People enrolled in these demonstration programs will receive Medicaid equivalent services and will participate in an evaluation to determine if the provision of medical services delay the onset of disability and extends the duration for which a person can work.
The Department of Health and Human Services is the Federal government's principal agency for protecting the health of all Americans and providing essential human services, especially to those who are least able to help themselves.
Under the section 204 grant program, seven States (Rhode Island, Texas, Mississippi, Louisiana, Kansas, Hawaii and Minnesota) and the District of Columbia have been awarded Demonstration to Maintain Independence and Employment grant funding since the program's inception.
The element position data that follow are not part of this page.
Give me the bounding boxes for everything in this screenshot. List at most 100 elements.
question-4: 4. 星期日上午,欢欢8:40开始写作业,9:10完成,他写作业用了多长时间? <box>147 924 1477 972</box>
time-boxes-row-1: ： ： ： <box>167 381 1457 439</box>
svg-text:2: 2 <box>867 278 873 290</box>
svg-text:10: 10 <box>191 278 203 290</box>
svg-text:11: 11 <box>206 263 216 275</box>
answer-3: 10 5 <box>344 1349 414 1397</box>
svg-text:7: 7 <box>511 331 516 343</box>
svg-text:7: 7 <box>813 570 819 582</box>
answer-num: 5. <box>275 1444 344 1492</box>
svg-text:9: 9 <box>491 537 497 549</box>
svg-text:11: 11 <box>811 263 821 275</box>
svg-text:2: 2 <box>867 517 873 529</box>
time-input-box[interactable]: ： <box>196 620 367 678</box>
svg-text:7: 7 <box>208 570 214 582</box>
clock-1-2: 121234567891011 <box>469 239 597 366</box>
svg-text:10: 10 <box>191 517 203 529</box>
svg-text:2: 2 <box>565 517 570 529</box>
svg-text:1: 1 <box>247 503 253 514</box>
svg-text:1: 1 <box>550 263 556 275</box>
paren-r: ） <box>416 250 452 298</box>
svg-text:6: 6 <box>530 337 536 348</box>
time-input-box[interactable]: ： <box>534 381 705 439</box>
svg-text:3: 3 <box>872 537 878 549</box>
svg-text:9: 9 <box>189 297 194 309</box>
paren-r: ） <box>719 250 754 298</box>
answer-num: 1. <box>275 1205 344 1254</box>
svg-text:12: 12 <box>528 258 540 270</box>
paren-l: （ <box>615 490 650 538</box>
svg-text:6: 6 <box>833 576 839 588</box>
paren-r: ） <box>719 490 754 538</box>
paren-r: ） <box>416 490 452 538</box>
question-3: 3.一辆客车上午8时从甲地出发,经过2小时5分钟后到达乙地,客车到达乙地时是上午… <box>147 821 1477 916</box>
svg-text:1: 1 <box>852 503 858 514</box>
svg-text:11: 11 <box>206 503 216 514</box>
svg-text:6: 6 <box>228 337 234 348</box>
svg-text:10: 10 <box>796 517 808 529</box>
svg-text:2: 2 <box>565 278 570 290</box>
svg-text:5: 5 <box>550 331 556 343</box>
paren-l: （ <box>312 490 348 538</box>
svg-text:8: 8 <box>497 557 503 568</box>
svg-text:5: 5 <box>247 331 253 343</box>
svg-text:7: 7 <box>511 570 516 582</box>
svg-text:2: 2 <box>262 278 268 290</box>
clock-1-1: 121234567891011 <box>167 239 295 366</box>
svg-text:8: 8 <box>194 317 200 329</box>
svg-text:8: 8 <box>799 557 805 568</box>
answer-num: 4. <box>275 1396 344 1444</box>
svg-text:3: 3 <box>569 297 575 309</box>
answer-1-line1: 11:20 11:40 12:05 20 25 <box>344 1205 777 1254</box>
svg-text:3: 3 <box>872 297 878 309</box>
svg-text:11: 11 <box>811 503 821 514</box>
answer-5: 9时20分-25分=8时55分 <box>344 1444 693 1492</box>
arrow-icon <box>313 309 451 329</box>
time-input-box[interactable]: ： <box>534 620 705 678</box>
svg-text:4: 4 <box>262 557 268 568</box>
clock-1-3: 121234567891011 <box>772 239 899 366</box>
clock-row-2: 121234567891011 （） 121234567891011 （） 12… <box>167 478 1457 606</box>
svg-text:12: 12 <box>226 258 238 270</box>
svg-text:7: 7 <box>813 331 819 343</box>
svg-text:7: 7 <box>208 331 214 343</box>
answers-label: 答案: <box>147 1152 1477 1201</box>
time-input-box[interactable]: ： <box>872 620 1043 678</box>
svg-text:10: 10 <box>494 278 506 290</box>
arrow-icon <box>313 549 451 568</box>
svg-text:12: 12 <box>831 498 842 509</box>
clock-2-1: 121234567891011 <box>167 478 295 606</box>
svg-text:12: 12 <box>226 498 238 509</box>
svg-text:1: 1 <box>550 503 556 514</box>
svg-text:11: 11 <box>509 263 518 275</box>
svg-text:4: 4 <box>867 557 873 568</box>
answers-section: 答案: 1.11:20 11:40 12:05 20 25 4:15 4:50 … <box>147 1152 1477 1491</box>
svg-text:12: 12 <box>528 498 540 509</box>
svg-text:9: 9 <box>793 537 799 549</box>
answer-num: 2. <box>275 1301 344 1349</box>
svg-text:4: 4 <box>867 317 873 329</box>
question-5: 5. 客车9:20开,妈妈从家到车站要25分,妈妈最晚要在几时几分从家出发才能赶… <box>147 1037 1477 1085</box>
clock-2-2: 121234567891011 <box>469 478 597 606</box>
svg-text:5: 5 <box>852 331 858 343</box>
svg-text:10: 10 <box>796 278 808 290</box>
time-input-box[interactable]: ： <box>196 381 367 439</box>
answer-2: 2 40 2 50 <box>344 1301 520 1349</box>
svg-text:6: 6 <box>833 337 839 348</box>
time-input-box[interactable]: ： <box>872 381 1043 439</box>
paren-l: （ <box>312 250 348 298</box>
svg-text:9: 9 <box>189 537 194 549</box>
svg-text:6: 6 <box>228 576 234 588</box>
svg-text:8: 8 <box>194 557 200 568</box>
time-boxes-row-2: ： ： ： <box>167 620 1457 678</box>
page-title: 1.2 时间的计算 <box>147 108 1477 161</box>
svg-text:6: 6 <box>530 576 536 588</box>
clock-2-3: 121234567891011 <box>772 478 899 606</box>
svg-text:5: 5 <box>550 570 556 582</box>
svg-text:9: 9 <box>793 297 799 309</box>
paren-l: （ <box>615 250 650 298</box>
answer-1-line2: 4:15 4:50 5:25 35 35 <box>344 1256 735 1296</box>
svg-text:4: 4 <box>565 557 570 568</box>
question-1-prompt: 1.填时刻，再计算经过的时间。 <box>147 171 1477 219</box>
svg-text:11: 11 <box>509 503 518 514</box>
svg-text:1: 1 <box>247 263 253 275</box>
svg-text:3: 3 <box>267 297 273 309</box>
States implementing demonstration grant programs will provide Medicaid-equivalent services to targeted populations of working individuals with disabilities. The demonstration projects will be used to evaluate the impact of providing Medicaid benefits to a working person with a potentially severe disability. The State demonstration projects cover individuals with all types of disabilities including HIV/AIDS, and various mental illnesses. In FY 2006, a total of almost $73 million was obligated for the section 204 program.
Uses and Use Restrictions
These demonstration grants will enable States to assist working individuals by providing the necessary benefits and services required for people to manage the progression of their conditions and remain employed.
Federal funds paid to the States under this demonstration must be used to supplement, but not supplant, State funds expended for workers with potentially severe disabilities at the time the demonstration project is approved.